Discussion in 'Politics' started by pspr, Mar 8, 2012.

  1. pspr


    How's that "Hope 'n Change" working out for ya?

    Big donors considering whether to work the phones raising money for President Obama’s reelection campaign might consider the fate of his 2008 bundlers. Many of them, it turns out, won plum jobs in his administration.

    Obama campaigned on what he called “the most sweeping ethics reform in history” and has frequently criticized the role of money in politics. That hasn’t stopped him from offering government jobs to some of his biggest bundlers, volunteer fundraisers who gather political contributions from other rich donors.

    More than half of Obama’s 47 biggest fundraisers, those who collected at least $500,000 for his campaign, have been given administration jobs. Nine more have been appointed to presidential boards and committees.

    At least 24 Obama bundlers were given posts as foreign ambassadors, including in Finland, Australia, Portugal and Luxembourg. Among them is Don Beyer, a former Virginia lieutenant governor who serves as ambassador to Switzerland and Liechtenstein.......

  2. rknas


    What a crime to ask an ex governor to be an ambassador. :D
  3. pspr


    Ex Lt. Governor.

    Beyer and his wife served on the Obama campaign’s finance committee, helping to bundle at least $500,000 in donations, according to OpenSecrets.org.

    It's not a crime unless quid pro quo was agreed to beforehand. It is abhorent in the numbers in Obama's administration, however.
  4. 377OHMS


    Patronage jobs bought and paid for.

    The Chicago way.
  5. Don't get all nasty, I just want to ask this: If you were elected to some office, and there were some 'jobs' to be done, who would you ask to do them? People you don't know? Friends more likely. Perhaps spend a bunch of money on screening them, but since they're your friends, you can pretty much know if they're 'bad people' or not. I know, I know, seems like cronyism, but some call it networking.

    Perhaps wait for meeting at the Bohemian Club or a Skull and bones get together?

    But, I agree, if it was quid pro quo, then I don't like it. I don't like it if it is merely a way to pay back funds that were raised.

    Sorry to seem 'two sided' on this one, but I have had to ask a lot of friends to join in various ventures over the years, decades, and prefer someone I know and trust.

  6. Tsing Tao

    Tsing Tao

    I'm actually with you on this. Obama is no different than any other politician, business man or career-minded individual. Those who help you succeed in your professional life are often part of your professional network.
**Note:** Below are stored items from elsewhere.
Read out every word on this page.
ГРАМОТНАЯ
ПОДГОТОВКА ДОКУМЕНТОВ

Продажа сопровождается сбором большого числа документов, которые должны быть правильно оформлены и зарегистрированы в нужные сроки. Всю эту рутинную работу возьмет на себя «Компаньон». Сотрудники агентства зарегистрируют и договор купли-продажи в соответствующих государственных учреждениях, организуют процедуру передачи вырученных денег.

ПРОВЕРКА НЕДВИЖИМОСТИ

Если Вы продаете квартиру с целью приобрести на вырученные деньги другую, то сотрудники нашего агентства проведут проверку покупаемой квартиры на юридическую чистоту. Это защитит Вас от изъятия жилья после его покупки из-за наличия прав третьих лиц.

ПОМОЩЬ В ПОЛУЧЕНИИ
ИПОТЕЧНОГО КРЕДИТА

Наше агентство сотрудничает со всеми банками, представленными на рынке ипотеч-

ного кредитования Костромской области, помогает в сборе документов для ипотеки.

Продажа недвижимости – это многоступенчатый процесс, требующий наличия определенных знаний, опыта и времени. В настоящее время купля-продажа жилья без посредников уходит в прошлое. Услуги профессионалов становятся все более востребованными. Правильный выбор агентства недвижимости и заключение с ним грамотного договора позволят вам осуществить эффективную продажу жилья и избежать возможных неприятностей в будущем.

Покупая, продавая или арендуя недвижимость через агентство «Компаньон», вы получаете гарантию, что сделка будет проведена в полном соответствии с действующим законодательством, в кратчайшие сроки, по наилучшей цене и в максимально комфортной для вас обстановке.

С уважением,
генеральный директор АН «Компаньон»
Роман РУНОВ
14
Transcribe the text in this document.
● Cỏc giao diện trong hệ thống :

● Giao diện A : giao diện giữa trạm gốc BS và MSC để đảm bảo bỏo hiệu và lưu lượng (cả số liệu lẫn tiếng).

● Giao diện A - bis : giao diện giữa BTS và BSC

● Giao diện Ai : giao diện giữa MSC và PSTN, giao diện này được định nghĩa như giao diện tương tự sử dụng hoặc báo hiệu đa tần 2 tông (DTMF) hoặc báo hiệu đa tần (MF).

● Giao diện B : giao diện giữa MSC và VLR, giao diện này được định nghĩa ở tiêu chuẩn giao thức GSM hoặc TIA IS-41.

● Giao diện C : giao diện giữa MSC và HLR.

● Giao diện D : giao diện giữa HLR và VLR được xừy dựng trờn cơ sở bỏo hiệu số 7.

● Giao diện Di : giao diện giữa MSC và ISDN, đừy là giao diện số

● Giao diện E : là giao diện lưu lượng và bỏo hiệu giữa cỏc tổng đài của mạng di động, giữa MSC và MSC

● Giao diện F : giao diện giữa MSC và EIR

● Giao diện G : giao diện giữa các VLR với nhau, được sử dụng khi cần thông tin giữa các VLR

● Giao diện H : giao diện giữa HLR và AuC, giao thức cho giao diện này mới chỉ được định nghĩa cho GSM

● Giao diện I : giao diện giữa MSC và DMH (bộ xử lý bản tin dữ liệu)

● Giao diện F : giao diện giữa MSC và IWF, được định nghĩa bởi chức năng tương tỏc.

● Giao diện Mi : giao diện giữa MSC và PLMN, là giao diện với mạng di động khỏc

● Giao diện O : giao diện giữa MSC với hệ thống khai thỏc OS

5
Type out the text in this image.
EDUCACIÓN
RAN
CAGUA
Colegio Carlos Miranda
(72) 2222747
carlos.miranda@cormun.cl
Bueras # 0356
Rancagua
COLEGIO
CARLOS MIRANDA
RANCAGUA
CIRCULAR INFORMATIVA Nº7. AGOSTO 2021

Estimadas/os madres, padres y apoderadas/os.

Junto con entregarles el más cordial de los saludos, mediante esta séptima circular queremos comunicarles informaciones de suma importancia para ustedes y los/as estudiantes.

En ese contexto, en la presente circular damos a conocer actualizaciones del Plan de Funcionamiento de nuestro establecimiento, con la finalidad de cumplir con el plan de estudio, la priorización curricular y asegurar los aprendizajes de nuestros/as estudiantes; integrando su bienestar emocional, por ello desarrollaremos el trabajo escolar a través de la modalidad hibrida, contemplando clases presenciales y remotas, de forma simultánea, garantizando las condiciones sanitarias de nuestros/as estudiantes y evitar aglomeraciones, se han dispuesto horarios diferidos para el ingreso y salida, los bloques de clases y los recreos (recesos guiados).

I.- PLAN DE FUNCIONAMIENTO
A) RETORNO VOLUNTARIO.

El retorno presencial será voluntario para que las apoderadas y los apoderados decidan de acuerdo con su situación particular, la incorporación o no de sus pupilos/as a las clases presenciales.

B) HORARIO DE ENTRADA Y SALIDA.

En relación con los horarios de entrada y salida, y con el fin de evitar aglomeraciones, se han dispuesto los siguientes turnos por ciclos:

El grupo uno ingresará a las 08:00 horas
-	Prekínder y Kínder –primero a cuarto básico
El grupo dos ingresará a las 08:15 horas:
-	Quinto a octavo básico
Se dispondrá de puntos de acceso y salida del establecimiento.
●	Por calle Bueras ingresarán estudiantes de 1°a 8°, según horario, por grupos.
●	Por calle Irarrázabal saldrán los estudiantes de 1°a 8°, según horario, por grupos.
    The only aspect I call "false" on is that Obama campaigned on the fact that all that would change. No, he didn't specifically mention this particular perk, but he hasn't changed anything related to the cronyism in Washington. Not a single thing.
  7. Exactly.

    But is there any reason presidential campaigns should be dependent on big money donors? Is the amount of money a candidate can muster a good criteria for selection? What about if each candidate is limited to a certain amount, perhaps taxpayer funded? Should money have so much influence in the process?
  8. pspr


    These aren't necessarily people obama "knows" but are just people who raised large sums for Obama due to the position of the bundler. Furthermore, these people may not be qualified but are given important positions anyway.

    Yes, this exists in politics and it shouldn't. Obama ran promising to clean up this sort of quid pro qo in government and instead has expanded upon it. In fact, relishing in such favors.

    You can't equate political money bundlers with business partners.